Datafication as Theory and Method: Current and Future Challenges in a Global and Comparative Context
Abstract
The growing digitalization of human lives and the exponential rise in digital data have significantly transformed how we understand cultural, political, and social phenomena globally. The concept of “datafication” has emerged as a theoretical framework to address these changes, impacting societies and reshaping research methods in social sciences and humanities. Discussions on datafication, and recently generative AI, thus highlight a dual role this has for research: it is both seen as an object of academic study but also as a set of new tools and methodologies for producing knowledge from new data sources. This pubic seminar addresses this dual nature of datafication and how it potentially affects social sciences and humanities research in distinctly global and comparative contexts. Through examples from over 10 years of research on comparative contexts globally, and in East Africa and Ethiopia in particular, it reflects on the complex relationship between methods, theory and contextual interpretation necessary to understand the significance of emerging forms of digital politics globally in contemporary data-driven environments.
Bio
Dr.

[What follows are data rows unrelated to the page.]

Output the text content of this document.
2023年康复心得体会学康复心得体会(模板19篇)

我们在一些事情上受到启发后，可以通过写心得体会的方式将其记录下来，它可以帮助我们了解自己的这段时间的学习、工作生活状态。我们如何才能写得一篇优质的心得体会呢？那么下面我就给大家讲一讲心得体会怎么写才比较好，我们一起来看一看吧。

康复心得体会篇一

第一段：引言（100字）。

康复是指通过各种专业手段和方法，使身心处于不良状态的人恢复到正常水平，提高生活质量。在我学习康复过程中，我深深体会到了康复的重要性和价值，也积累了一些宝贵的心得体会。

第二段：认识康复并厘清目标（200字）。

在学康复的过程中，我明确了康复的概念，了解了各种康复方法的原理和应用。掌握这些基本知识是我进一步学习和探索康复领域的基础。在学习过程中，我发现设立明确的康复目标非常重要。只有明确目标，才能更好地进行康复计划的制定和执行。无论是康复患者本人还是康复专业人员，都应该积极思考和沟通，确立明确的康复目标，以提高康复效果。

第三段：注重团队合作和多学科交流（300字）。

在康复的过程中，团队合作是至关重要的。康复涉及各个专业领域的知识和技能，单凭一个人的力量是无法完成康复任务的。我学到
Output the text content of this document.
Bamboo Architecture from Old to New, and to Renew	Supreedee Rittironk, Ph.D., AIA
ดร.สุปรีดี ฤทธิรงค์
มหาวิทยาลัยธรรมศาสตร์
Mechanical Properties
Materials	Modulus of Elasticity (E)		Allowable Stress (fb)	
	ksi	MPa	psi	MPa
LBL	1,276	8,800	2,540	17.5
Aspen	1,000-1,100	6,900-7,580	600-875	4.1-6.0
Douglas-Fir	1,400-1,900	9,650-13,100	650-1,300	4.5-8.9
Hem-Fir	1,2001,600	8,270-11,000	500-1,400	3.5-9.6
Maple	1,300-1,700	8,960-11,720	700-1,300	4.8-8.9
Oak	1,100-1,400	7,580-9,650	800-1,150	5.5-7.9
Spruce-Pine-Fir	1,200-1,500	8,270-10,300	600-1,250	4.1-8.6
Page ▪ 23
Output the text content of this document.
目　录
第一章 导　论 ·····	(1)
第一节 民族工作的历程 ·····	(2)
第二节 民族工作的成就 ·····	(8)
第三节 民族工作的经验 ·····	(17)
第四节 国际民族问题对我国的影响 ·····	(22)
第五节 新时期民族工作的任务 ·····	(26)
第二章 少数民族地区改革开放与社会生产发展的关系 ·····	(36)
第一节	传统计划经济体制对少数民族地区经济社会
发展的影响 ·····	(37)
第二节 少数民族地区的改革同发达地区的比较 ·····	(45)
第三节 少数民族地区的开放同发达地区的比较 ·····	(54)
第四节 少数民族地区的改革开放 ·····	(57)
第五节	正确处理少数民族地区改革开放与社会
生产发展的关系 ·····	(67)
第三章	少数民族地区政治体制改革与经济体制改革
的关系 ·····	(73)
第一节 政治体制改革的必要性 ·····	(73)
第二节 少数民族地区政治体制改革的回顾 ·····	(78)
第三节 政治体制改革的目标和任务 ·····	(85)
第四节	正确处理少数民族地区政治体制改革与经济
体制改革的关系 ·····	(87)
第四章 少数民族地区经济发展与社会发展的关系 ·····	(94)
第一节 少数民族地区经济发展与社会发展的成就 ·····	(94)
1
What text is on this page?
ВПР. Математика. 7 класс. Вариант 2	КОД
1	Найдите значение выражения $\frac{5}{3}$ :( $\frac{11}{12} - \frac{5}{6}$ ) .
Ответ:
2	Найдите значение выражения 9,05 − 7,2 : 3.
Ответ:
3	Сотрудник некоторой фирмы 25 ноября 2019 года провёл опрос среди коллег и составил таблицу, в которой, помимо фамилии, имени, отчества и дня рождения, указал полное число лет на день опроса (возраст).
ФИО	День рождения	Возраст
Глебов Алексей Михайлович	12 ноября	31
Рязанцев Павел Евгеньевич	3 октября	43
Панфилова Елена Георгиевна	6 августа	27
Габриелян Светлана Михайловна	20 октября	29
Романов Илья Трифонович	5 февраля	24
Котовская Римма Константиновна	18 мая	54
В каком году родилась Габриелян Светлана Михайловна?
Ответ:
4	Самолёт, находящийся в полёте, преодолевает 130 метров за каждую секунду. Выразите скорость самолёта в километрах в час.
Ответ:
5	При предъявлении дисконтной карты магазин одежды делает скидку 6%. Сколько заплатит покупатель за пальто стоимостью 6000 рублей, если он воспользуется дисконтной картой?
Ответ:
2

Matti Pohjonen’s research revolves around developing critical research approaches and methodologies to understand digital politics and cultures in especially comparative global media contexts. This has included work on blogging cultures in India, developing new research methods using interactive radio and SMS for researching hard-to-reach populations in East Africa, research on online hate speech in Ethiopia, and exploring the use of AI in social sciences and humanities research. He currently works as a Senior Researcher for the Helsinki Institute for Social Sciences and Humanities (HSSH), University of Helsinki, leading methodological development on the use of internet and social media data, including debates on generative AI and LLMs. He previously worked as a researcher for University of Oxford, the VOX-Pol network of excellence and as a Lecturer in Global Digital Culture at the School of Oriental and African Studies (SOAS). He has published extensively on topics related to global digital communication for journals such as International Journal of Communication, Popular Communication, Social Media + Society and Big Data & Society.